A. Situation de départ
Message du Conseil fédéral concernant la révision du droit de la SA et du droit comptable |
Le 21 décembre 2007, le Conseil fédéral a adopté son message concernant la révision du code des obligations (droit de la société anonyme et droit comptable; 08.011). Le projet contient des innovations qui visent à rétablir l'équilibre entre les différents organes de la société, à améliorer la transparence notamment en matière de rémunération de la haute direction, et enfin à protéger le statut de l'actionnaire en tant que propriétaire de l'entreprise. |
Initiative populaire «contre les rémunérations abusives» |
L'initiative populaire «Contre les rémunérations abusive » (ci-après «l'initiative populaire») a été déposée le 26 février 2008, munie de 114 260 signatures valables. Elle vise à mettre un frein aux indemnités versées à la haute direction de sociétés anonymes cotées en bourse, qui sont jugées excessives. Le comité d'initiative se propose en premier lieu d'atteindre son objectif par un renforcement de la gouvernance d'entreprise. Par ailleurs, il veut permettre aux actionnaires d'influer sur la politique de rémunération des cadres dirigeants. |
Message additionnel du Conseil fédéral |
Le 5 décembre 2008, le Conseil fédéral a proposé au Parlement de soumettre l'initiative populaire au vote du peuple et des cantons en leur recommandant de la rejeter (08.080). Dans le même temps, il lui a également soumis un contre-projet indirect sous la forme d'une modification du code des obligations (CO). Ce contre-projet est conçu comme un message additionnel au projet de révision de la société anonyme et du droit comptable (08.011; message du Conseil fédéral du 21 décembre 2007). Le projet de révision du droit de la société anonyme et du droit comptable et les propositions contenues dans le message additionnel rejoignent sur plusieurs points les mesures proposées dans l'initiative. |
Conseil des Etats Session d'été 2009 |
Le 11 juin 2009, le Conseil des Etats a adopté, par 26 voix contre 8 et 5 abstentions, la modification du code des obligations proposée par le Conseil fédéral (projet du 21 décembre 2007, y compris les nouvelles propositions du 5 décembre 2008) au titre de contre-projet indirect à l'initiative populaire; certaines de ses décisions s'écartent toutefois du projet. Par 26 voix contre 10, il a en outre décidé de recommander le rejet de l'initiative populaire. |
Conseil national Session de printemps 2010 |
Le 17 mars 2010, le Conseil national a, quant à lui, adopté un contre-projet direct. Ce dernier reprend une grande partie des exigences formulées dans l'initiative populaire.

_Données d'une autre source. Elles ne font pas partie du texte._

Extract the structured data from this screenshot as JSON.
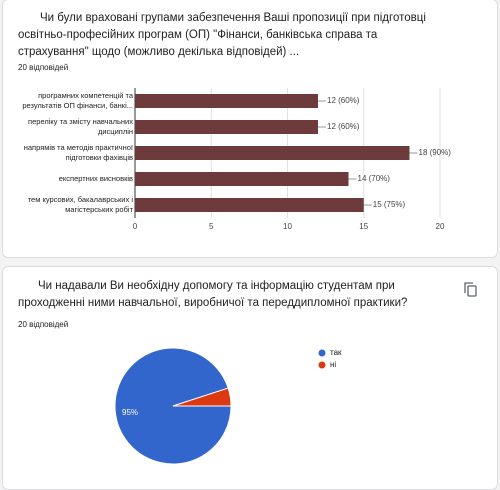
{
  "chart_data": [
    {
      "type": "hbar",
      "title": "Чи були враховані групами забезпечення Ваші пропозиції при підготовці освітньо-професійних програм (ОП) \"Фінанси, банківська справа та страхування\" щодо (можливо декілька відповідей) ...",
      "subtitle": "20 відповідей",
      "categories": [
        "програмних компетенцій та\nрезультатів ОП фінанси, банкі...",
        "переліку та змісту навчальних\nдисциплін",
        "напрямів та методів практичної\nпідготовки фахівців",
        "експертних висновків",
        "тем курсових, бакалаврських і\nмагістерських робіт"
      ],
      "values": [
        12,
        12,
        18,
        14,
        15
      ],
      "value_labels": [
        "12 (60%)",
        "12 (60%)",
        "18 (90%)",
        "14 (70%)",
        "15 (75%)"
      ],
      "color": "#6d3b3b",
      "xlim": [
        0,
        20
      ],
      "xticks": [
        0,
        5,
        10,
        15,
        20
      ],
      "grid": true
    },
    {
      "type": "pie",
      "title": "Чи надавали Ви необхідну допомогу та інформацію студентам при проходженні ними навчальної, виробничої та переддипломної практики?",
      "subtitle": "20 відповідей",
      "categories": [
        "так",
        "ні"
      ],
      "values": [
        95,
        5
      ],
      "value_labels": [
        "95%",
        null
      ],
      "colors": [
        "#3366cc",
        "#dc3912"
      ],
      "legend": "right"
    }
  ]
}
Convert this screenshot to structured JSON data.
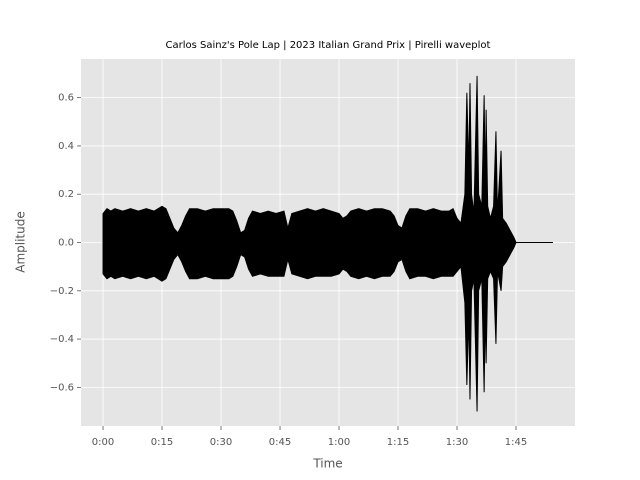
{
  "chart_data": {
    "type": "waveplot",
    "title": "Carlos Sainz's Pole Lap | 2023 Italian Grand Prix | Pirelli waveplot",
    "x_label": "Time",
    "y_label": "Amplitude",
    "x": [
      0,
      1,
      2,
      3,
      5,
      7,
      9,
      11,
      13,
      15,
      16,
      17,
      18,
      19,
      20,
      21,
      22,
      24,
      26,
      28,
      30,
      32,
      33,
      34,
      35,
      36,
      37,
      38,
      40,
      42,
      44,
      46,
      47,
      48,
      50,
      52,
      54,
      56,
      58,
      60,
      61,
      62,
      63,
      65,
      67,
      69,
      71,
      73,
      74,
      75,
      76,
      77,
      78,
      80,
      82,
      84,
      86,
      88,
      89,
      90,
      91,
      92,
      92.5,
      93,
      93.3,
      93.7,
      94.3,
      95.1,
      95.5,
      96.3,
      96.9,
      97.2,
      97.4,
      97.8,
      98.5,
      99.3,
      99.9,
      100.3,
      101.2,
      101.6,
      102.5,
      103.5,
      104.5,
      105,
      114.4
    ],
    "series": [
      {
        "name": "upper",
        "color": "#000000",
        "values": [
          0.12,
          0.14,
          0.13,
          0.14,
          0.13,
          0.14,
          0.13,
          0.14,
          0.13,
          0.15,
          0.14,
          0.1,
          0.06,
          0.04,
          0.07,
          0.11,
          0.14,
          0.14,
          0.13,
          0.14,
          0.14,
          0.14,
          0.13,
          0.09,
          0.04,
          0.05,
          0.1,
          0.13,
          0.12,
          0.13,
          0.12,
          0.13,
          0.06,
          0.12,
          0.13,
          0.14,
          0.13,
          0.14,
          0.13,
          0.12,
          0.1,
          0.11,
          0.13,
          0.14,
          0.13,
          0.14,
          0.14,
          0.13,
          0.11,
          0.07,
          0.06,
          0.11,
          0.14,
          0.14,
          0.13,
          0.14,
          0.13,
          0.13,
          0.14,
          0.1,
          0.08,
          0.2,
          0.62,
          0.3,
          0.66,
          0.2,
          0.12,
          0.69,
          0.2,
          0.15,
          0.61,
          0.2,
          0.55,
          0.15,
          0.1,
          0.15,
          0.46,
          0.12,
          0.38,
          0.1,
          0.08,
          0.05,
          0.02,
          0,
          0
        ]
      },
      {
        "name": "lower",
        "color": "#000000",
        "values": [
          -0.13,
          -0.15,
          -0.14,
          -0.15,
          -0.14,
          -0.15,
          -0.14,
          -0.15,
          -0.14,
          -0.16,
          -0.15,
          -0.11,
          -0.07,
          -0.05,
          -0.08,
          -0.12,
          -0.15,
          -0.15,
          -0.14,
          -0.15,
          -0.15,
          -0.15,
          -0.14,
          -0.1,
          -0.05,
          -0.06,
          -0.11,
          -0.14,
          -0.13,
          -0.14,
          -0.14,
          -0.14,
          -0.07,
          -0.13,
          -0.14,
          -0.15,
          -0.14,
          -0.14,
          -0.14,
          -0.13,
          -0.11,
          -0.12,
          -0.14,
          -0.15,
          -0.14,
          -0.15,
          -0.14,
          -0.14,
          -0.12,
          -0.08,
          -0.07,
          -0.12,
          -0.15,
          -0.14,
          -0.14,
          -0.15,
          -0.14,
          -0.14,
          -0.14,
          -0.12,
          -0.1,
          -0.25,
          -0.59,
          -0.3,
          -0.65,
          -0.2,
          -0.15,
          -0.7,
          -0.2,
          -0.15,
          -0.62,
          -0.25,
          -0.5,
          -0.15,
          -0.12,
          -0.15,
          -0.42,
          -0.12,
          -0.2,
          -0.1,
          -0.08,
          -0.05,
          -0.02,
          0,
          0
        ]
      }
    ],
    "xlim": [
      -5.6,
      120
    ],
    "xticks": [
      {
        "value": 0,
        "label": "0:00"
      },
      {
        "value": 15,
        "label": "0:15"
      },
      {
        "value": 30,
        "label": "0:30"
      },
      {
        "value": 45,
        "label": "0:45"
      },
      {
        "value": 60,
        "label": "1:00"
      },
      {
        "value": 75,
        "label": "1:15"
      },
      {
        "value": 90,
        "label": "1:30"
      },
      {
        "value": 105,
        "label": "1:45"
      }
    ],
    "ylim": [
      -0.76,
      0.76
    ],
    "yticks": [
      {
        "value": -0.6,
        "label": "−0.6"
      },
      {
        "value": -0.4,
        "label": "−0.4"
      },
      {
        "value": -0.2,
        "label": "−0.2"
      },
      {
        "value": 0,
        "label": "0.0"
      },
      0.2,
      0.4,
      0.6
    ],
    "grid": true
  }
}
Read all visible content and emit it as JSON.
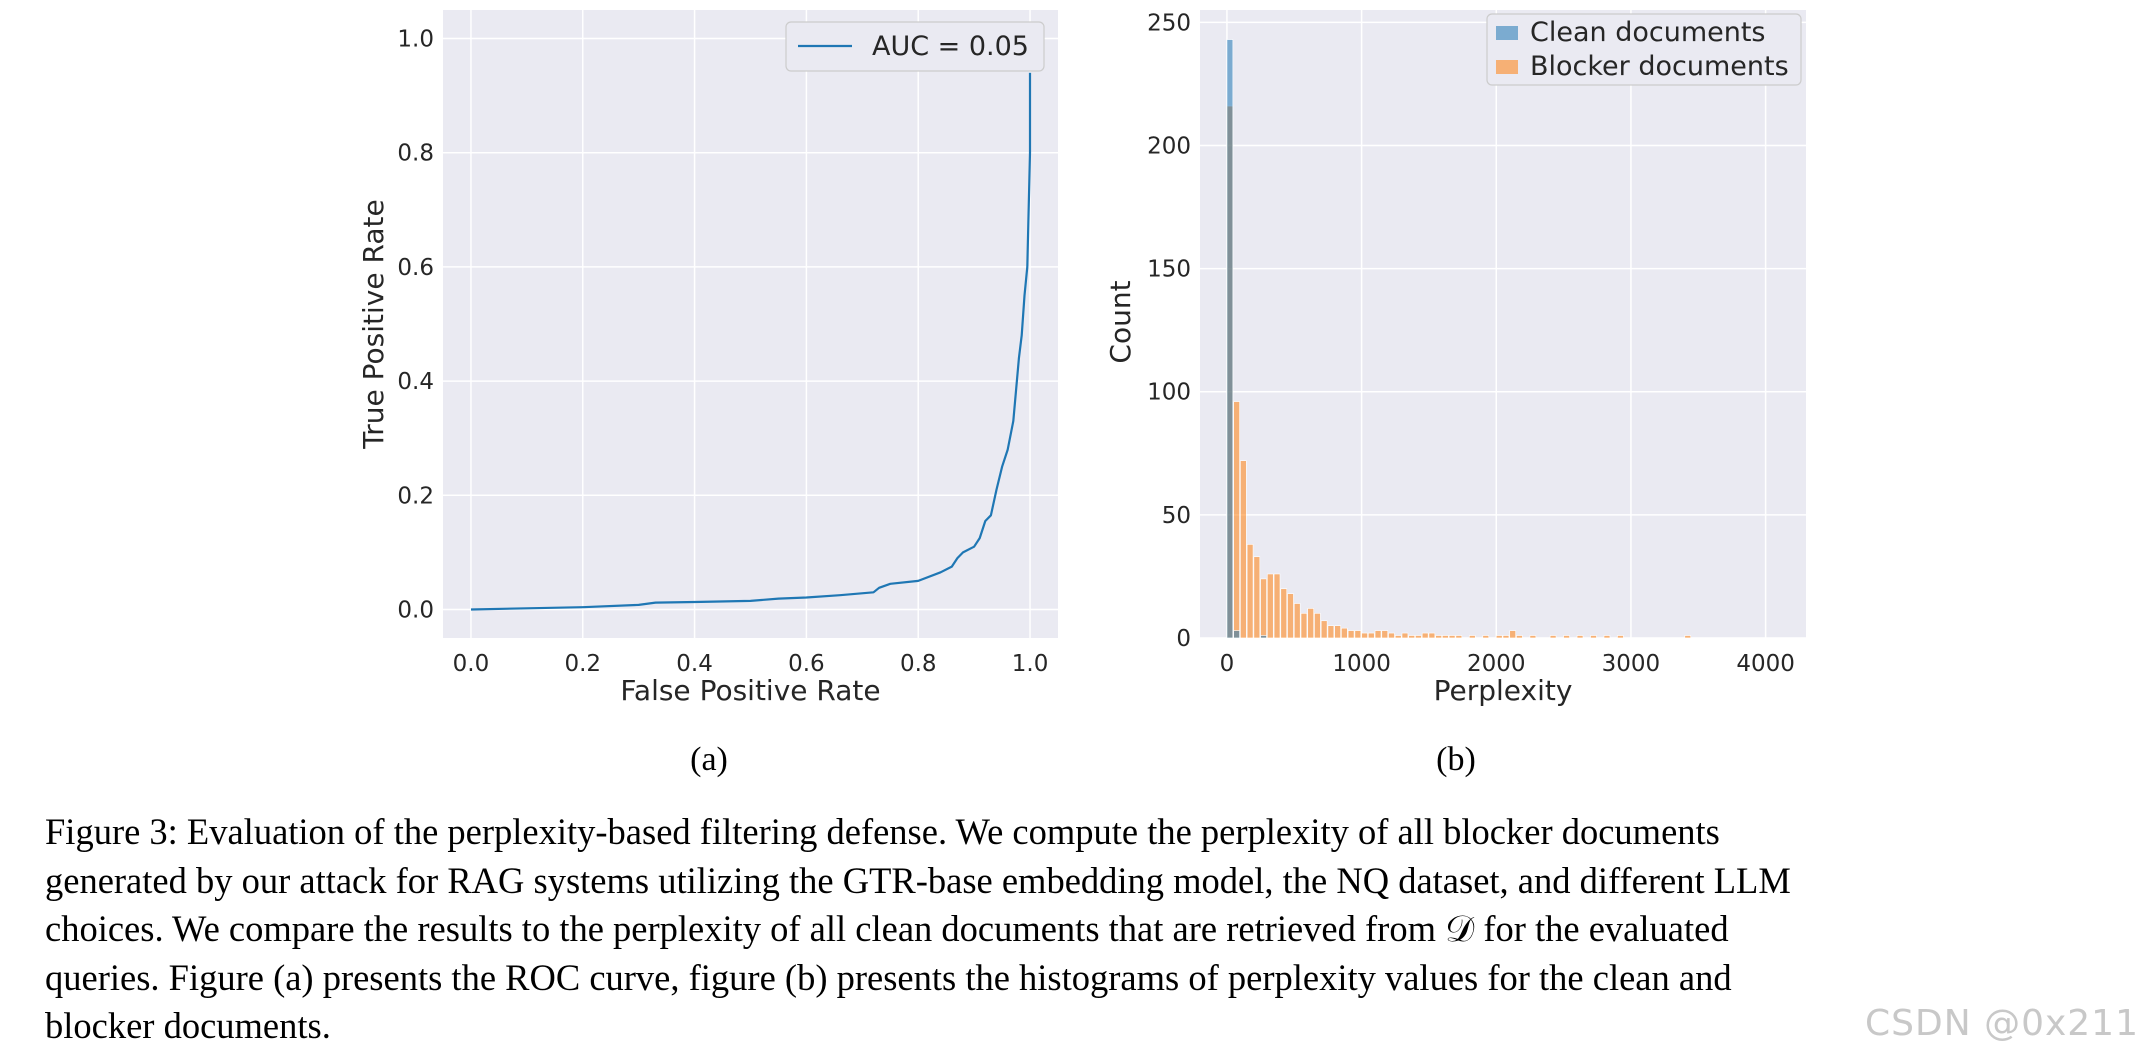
{
  "chart_data": [
    {
      "type": "line",
      "panel": "(a)",
      "xlabel": "False Positive Rate",
      "ylabel": "True Positive Rate",
      "xlim": [
        -0.05,
        1.05
      ],
      "ylim": [
        -0.05,
        1.05
      ],
      "xticks": [
        "0.0",
        "0.2",
        "0.4",
        "0.6",
        "0.8",
        "1.0"
      ],
      "yticks": [
        "0.0",
        "0.2",
        "0.4",
        "0.6",
        "0.8",
        "1.0"
      ],
      "grid": true,
      "legend": {
        "position": "top-right",
        "entries": [
          "AUC = 0.05"
        ]
      },
      "series": [
        {
          "name": "AUC = 0.05",
          "color": "#1f77b4",
          "x": [
            0.0,
            0.1,
            0.2,
            0.3,
            0.33,
            0.4,
            0.5,
            0.55,
            0.6,
            0.66,
            0.72,
            0.73,
            0.75,
            0.8,
            0.84,
            0.86,
            0.87,
            0.88,
            0.9,
            0.91,
            0.92,
            0.93,
            0.94,
            0.95,
            0.96,
            0.97,
            0.98,
            0.985,
            0.99,
            0.995,
            1.0,
            1.0
          ],
          "y": [
            0.0,
            0.002,
            0.004,
            0.008,
            0.012,
            0.013,
            0.015,
            0.019,
            0.021,
            0.025,
            0.03,
            0.038,
            0.045,
            0.05,
            0.065,
            0.075,
            0.09,
            0.1,
            0.11,
            0.125,
            0.155,
            0.165,
            0.21,
            0.25,
            0.28,
            0.33,
            0.44,
            0.48,
            0.55,
            0.6,
            0.8,
            0.94
          ]
        }
      ]
    },
    {
      "type": "bar",
      "subtype": "histogram",
      "panel": "(b)",
      "xlabel": "Perplexity",
      "ylabel": "Count",
      "xlim": [
        -200,
        4300
      ],
      "ylim": [
        0,
        255
      ],
      "xticks": [
        "0",
        "1000",
        "2000",
        "3000",
        "4000"
      ],
      "yticks": [
        "0",
        "50",
        "100",
        "150",
        "200",
        "250"
      ],
      "grid": true,
      "legend": {
        "position": "top-right",
        "entries": [
          "Clean documents",
          "Blocker documents"
        ]
      },
      "series": [
        {
          "name": "Clean documents",
          "color": "#1f77b4",
          "bin_width": 50,
          "bin_starts": [
            0,
            50,
            250
          ],
          "values": [
            243,
            3,
            1
          ]
        },
        {
          "name": "Blocker documents",
          "color": "#ff7f0e",
          "bin_width": 50,
          "bin_starts": [
            0,
            50,
            100,
            150,
            200,
            250,
            300,
            350,
            400,
            450,
            500,
            550,
            600,
            650,
            700,
            750,
            800,
            850,
            900,
            950,
            1000,
            1050,
            1100,
            1150,
            1200,
            1250,
            1300,
            1350,
            1400,
            1450,
            1500,
            1550,
            1600,
            1650,
            1700,
            1800,
            1900,
            2000,
            2050,
            2100,
            2150,
            2250,
            2400,
            2500,
            2600,
            2700,
            2800,
            2900,
            3400
          ],
          "values": [
            216,
            96,
            72,
            38,
            33,
            24,
            26,
            26,
            20,
            18,
            14,
            10,
            12,
            10,
            7,
            5,
            5,
            4,
            3,
            3,
            2,
            2,
            3,
            3,
            2,
            1,
            2,
            1,
            1,
            2,
            2,
            1,
            1,
            1,
            1,
            1,
            1,
            1,
            1,
            3,
            1,
            1,
            1,
            1,
            1,
            1,
            1,
            1,
            1
          ]
        }
      ]
    }
  ],
  "figure": {
    "sublabel_a": "(a)",
    "sublabel_b": "(b)",
    "caption_lines": [
      "Figure 3: Evaluation of the perplexity-based filtering defense. We compute the perplexity of all blocker documents",
      "generated by our attack for RAG systems utilizing the GTR-base embedding model, the NQ dataset, and different LLM",
      "choices. We compare the results to the perplexity of all clean documents that are retrieved from 𝒟 for the evaluated",
      "queries. Figure (a) presents the ROC curve, figure (b) presents the histograms of perplexity values for the clean and",
      "blocker documents."
    ]
  },
  "watermark": "CSDN @0x211"
}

Le contre-projet laisse cependant la possibilité aux entreprises de prévoir dans leurs statuts des réglementations s'écartant quelque peu de certaines dispositions qu'il contient. Il règle par ailleurs les questions relatives à l'octroi de bonus et à l'action en restitution des prestations indues. Par 66 voix contre 62 et 56 abstentions, le Conseil national a décidé de recommander au peuple et aux cantons d'accepter le contre-projet direct et l'initiative populaire. Le Conseil national n'a pas encore traité le projet de révision du droit de la société anonyme. Par la suite, la Commission des affaires juridiques du Conseil national a décidé de suspendre l'examen des dispositions relatives au gouvernement d'entreprise. |
Initiative de commission de la CAJ-E |
Le 20 mai 2010, la Commission des affaires juridiques du Conseil des Etats a décidé, par 9 voix contre 4, d'élaborer une initiative de commission (10.443) préconisant une révision limitée aux dispositions de la législation fédérale sur lesquelles porte l'initiative populaire. Cette révision devra s'inspirer de l'initiative populaire et du contre-projet direct adopté par le Conseil national. Le but est d'ancrer les nouvelles dispositions dans le code des obligations et non pas dans la constitution. La commission a énuméré neuf principes fondamentaux qui devront être pris en considération. Leur liste n'est pas exhaustive et est susceptible d'être adaptée (voir le texte dans l'annexe). Le 2 juin 2010, la Commission des affaires juridiques du Conseil national a approuvé, par 15 voix contre 11, la décision de sa commission homologue d'élaborer une initiative de commission. |
B. Décisions de la CAJ-E du 7 septembre 2010
Le 7 septembre 2010 la CAJ-E a adopté à l'unanimité un projet, qui contient en particulier les règles suivantes:
1. Règlement de rémunération |
Dans les sociétés dont les actions sont cotées en bourse, le conseil d'administration édicte un règlement concernant les indemnités des membres du conseil d'administration, des personnes chargées de la gestion de la société et des membres du conseil consultatif (règlement de rémunération).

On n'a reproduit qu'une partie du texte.